X. AMENDMENT OF BYLAWS.
.01 By the Shareholders.
These Bylaws may be amended, altered, or repealed at any
regular or special meeting of the shareholders if notice of
the proposed alteration or amendment is contained in the
notice of the meeting.
.02 By the Board of Directors.
These Bylaws may be amended, altered, or repealed by the
affirmative vote of a majority of the entire Board of
Directors at any regular or special meeting of the Board.
XI. FISCAL YEAR.
The fiscal year of the Corporation shall be set by resolution of
the Board of Directors.
XII. RULES OF ORDER.
The rules contained in the most recent edition of Robert's Rules or
Order, Newly Revised, shall govern all meetings of shareholders and
Directors where those rules are not inconsistent with the Articles
of Incorporation, Bylaws, or special rules or order of the
Corporation.
XIII. REIMBURSEMENT OF DISALLOWED EXPENSES.
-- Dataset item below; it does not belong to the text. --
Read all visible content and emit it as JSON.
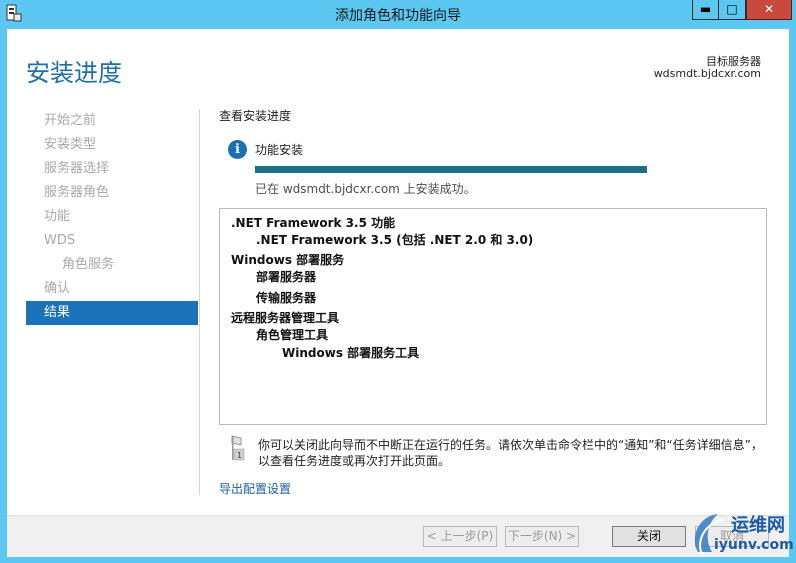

If any salary, payment, reimbursement, employee fringe benefit,
expense allowance payment, or other expense incurred by the
Corporation for the benefit of an employee is disallowed in whole
or in part as a deductible expense of the Corporation for Federal
Income Tax purposes, the employee shall reimburse the Corporation,
upon notice and demand, to the full extent of the disallowance.
This legally enforceable obligation is in accordance with the
provisions of Revenue Ruling 69-115, 1969-1 C.B. 50, and is for the
purpose of entitling such employee to a business expense deduction
for the taxable year in which the repayment is made to the
Corporation. In this manner, the Corporation shall be protected
from having to bear the entire burden of disallowed expense items.